El Cabildo de Tenerife propone otorgar condición de policía administrativa al personal de Titsa para frenar las agresiones
El Cabildo de Tenerife propone otorgar la condición de policía administrativa al personal de Titsa para reforzar la seguridad y mejorar la gestión de conflictos en el transporte público insular.
La seguridad en el transporte público de Tenerife se encamina hacia un cambio de paradigma jurídico. Según ha trascendido recientemente, el Cabildo insular ha formalizado una petición para que el personal de Titsa —incluyendo conductores, inspectores y supervisores— sea investido con la condición de policía administrativa. Esta medida, que cuenta con el respaldo histórico de la representación sindical, busca dotar a los trabajadores de herramientas legales eficaces para gestionar conflictos, agresiones y comportamientos incívicos que, hasta la fecha, han generado una notable sensación de vulnerabilidad en la plantilla.
La propuesta, que será debatida en el próximo pleno insular a instancias de Coalición Canaria y el Partido Popular, no pretende una atribución genérica de autoridad, sino una habilitación técnica y delimitada. El objetivo es que el personal pueda intervenir con respaldo jurídico ante el incumplimiento de las normas de uso del servicio o alteraciones del orden, facilitando la tramitación de denuncias y sanciones. Este paso requiere, necesariamente, que el Gobierno de Canarias acometa una reforma en la Ley de Ordenación del Transporte por Carretera, un marco normativo que ya fue objeto de ajustes en agosto de 2025 para endurecer el régimen sancionador.
El trasfondo de esta iniciativa responde a una realidad operativa compleja.
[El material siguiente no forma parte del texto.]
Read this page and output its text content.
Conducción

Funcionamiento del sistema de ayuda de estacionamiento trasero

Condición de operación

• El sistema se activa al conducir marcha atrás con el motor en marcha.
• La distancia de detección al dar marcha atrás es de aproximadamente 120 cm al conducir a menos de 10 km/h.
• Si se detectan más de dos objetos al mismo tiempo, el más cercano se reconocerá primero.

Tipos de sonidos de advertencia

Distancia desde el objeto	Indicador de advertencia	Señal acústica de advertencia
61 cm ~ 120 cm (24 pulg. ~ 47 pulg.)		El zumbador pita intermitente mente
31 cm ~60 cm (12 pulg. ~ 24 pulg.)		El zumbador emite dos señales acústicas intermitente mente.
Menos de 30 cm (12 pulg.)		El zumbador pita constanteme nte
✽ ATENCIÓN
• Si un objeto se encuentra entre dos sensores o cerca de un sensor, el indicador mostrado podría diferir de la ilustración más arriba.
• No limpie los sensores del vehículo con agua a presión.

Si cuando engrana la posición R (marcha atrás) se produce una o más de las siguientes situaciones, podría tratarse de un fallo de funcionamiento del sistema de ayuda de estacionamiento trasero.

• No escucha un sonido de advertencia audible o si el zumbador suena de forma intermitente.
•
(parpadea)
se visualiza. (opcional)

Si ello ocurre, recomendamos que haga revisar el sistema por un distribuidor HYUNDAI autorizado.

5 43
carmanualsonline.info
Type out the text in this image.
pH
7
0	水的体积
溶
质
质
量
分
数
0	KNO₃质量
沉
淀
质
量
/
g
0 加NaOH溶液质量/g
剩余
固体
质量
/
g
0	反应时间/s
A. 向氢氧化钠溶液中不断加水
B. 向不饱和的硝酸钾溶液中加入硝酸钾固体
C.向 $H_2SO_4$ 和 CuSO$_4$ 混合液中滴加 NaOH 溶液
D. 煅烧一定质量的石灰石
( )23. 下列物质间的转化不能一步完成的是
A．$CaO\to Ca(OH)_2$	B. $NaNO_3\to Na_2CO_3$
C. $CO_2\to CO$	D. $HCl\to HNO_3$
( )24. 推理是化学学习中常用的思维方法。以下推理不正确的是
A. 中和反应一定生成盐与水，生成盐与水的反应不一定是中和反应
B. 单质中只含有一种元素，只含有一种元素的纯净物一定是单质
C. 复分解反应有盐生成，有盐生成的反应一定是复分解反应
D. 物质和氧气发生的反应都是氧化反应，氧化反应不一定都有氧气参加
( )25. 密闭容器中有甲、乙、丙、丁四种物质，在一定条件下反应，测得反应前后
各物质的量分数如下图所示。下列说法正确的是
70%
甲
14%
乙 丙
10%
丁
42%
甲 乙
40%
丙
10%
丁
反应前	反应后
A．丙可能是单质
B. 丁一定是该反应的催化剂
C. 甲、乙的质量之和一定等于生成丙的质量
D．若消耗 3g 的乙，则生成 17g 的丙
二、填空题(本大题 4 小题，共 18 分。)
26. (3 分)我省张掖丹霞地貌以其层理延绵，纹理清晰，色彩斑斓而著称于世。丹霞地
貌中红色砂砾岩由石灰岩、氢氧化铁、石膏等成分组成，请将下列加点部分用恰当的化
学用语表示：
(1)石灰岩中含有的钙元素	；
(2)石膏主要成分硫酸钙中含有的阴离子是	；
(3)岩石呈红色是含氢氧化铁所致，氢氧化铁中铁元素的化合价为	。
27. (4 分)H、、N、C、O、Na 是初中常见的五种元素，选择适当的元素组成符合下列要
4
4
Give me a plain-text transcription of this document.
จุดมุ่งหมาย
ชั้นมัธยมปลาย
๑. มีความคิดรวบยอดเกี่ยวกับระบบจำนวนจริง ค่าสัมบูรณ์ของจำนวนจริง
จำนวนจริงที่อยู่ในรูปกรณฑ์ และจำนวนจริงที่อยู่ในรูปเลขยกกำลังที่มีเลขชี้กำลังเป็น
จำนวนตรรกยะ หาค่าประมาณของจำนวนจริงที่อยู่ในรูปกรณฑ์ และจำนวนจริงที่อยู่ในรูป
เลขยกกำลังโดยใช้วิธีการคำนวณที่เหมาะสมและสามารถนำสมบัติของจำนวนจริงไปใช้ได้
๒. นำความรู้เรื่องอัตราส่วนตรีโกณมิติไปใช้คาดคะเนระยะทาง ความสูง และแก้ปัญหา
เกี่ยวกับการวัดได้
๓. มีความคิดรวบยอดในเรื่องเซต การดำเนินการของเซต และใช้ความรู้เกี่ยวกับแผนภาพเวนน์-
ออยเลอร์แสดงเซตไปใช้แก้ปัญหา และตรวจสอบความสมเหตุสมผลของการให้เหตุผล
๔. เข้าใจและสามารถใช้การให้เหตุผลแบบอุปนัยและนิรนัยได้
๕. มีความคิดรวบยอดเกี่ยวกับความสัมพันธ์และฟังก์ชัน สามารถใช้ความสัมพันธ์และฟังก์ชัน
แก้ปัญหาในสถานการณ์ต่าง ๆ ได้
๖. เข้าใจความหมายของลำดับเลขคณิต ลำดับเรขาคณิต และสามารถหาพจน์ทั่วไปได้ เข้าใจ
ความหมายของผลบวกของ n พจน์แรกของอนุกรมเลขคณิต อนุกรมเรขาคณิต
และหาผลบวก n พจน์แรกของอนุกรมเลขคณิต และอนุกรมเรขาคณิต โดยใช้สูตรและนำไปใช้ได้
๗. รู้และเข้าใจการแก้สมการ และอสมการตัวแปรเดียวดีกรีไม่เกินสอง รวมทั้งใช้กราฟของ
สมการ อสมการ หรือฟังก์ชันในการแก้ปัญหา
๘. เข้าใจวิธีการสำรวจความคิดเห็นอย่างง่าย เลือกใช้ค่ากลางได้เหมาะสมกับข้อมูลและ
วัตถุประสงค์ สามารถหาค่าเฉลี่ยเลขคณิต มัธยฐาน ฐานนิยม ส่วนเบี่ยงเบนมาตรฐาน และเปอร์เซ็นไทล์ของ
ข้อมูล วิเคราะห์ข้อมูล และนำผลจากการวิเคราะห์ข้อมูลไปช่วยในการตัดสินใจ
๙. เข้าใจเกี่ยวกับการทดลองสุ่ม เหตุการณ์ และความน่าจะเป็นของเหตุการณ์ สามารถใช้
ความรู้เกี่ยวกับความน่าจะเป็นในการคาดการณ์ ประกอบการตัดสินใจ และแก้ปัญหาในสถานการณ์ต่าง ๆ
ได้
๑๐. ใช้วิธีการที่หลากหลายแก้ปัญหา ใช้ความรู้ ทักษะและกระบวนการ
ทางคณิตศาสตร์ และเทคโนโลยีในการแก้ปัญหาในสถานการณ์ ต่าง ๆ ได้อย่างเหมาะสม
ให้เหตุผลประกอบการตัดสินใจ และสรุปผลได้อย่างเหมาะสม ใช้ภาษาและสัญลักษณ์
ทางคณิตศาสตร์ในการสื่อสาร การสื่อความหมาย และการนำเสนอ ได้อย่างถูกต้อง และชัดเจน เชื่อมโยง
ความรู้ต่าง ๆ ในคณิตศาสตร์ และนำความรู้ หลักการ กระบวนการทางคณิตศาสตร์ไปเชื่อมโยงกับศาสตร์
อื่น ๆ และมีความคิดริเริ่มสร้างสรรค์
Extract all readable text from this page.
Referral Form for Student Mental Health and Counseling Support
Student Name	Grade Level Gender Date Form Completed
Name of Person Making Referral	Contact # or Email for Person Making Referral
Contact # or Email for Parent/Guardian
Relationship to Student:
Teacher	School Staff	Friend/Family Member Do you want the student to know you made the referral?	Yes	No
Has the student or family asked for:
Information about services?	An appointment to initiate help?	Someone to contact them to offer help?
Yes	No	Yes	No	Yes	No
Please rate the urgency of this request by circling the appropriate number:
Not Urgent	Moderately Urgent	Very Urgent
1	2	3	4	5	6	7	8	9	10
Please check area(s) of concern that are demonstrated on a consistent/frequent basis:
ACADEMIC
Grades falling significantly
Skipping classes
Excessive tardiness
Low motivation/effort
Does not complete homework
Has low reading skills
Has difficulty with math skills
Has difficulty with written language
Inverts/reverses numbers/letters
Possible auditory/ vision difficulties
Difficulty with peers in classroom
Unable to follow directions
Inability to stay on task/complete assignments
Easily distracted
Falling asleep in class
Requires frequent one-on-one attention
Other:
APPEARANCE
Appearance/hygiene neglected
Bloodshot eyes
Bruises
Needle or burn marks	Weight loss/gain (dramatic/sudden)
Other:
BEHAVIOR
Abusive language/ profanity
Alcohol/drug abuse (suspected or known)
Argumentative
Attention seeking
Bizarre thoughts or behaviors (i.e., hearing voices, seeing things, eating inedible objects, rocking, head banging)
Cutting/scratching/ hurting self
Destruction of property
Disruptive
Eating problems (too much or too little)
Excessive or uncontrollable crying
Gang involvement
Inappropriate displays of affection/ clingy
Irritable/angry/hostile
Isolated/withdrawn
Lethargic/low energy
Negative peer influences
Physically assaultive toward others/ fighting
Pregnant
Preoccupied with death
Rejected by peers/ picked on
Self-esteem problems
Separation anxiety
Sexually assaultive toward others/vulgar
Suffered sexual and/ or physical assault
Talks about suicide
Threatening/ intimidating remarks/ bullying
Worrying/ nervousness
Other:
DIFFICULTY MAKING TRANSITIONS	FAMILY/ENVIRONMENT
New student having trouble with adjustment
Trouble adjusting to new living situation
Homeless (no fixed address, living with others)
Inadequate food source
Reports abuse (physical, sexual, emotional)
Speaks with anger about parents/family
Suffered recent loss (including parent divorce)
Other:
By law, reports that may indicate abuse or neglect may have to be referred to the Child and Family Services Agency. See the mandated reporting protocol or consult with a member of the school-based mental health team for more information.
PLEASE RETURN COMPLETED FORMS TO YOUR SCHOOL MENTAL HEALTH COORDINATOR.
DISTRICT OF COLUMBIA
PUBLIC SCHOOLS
La frecuencia de incidentes —que abarcan desde bloqueos en la vía pública hasta agresiones físicas a trabajadores y usuarios— ha puesto de manifiesto las limitaciones actuales del personal para contener situaciones de riesgo mientras aguardan la llegada de las fuerzas de seguridad. La jurisprudencia del Tribunal Constitucional, concretamente la sentencia 90/2018, sirve de base legal para este planteamiento, al avalar que el personal de servicios públicos pueda ejercer funciones de vigilancia y control administrativo sin extralimitarse en sus competencias.
Más allá de la potestad sancionadora, el plan contempla una estrategia integral. Se propone que la empresa pública pueda personarse como acusación en procesos penales cuando se produzcan ataques contra su personal, una medida que busca disuadir las conductas violentas que, en ocasiones, son registradas por los propios agresores para su difusión en redes sociales. Asimismo, el Cabildo aboga por una mayor coordinación con los cuerpos policiales para agilizar las intervenciones y por la implementación de programas formativos conjuntos, además de campañas de concienciación ciudadana.
La relevancia de este movimiento radica en la consideración del transporte por carretera como un pilar esencial para la cohesión territorial de la isla. Ante el aumento de la demanda y la presión sobre la red viaria, las autoridades insulares sostienen que garantizar la seguridad y la continuidad del servicio no es solo una cuestión laboral, sino una necesidad pública para asegurar la movilidad de la ciudadanía en un entorno geográfico de especial complejidad.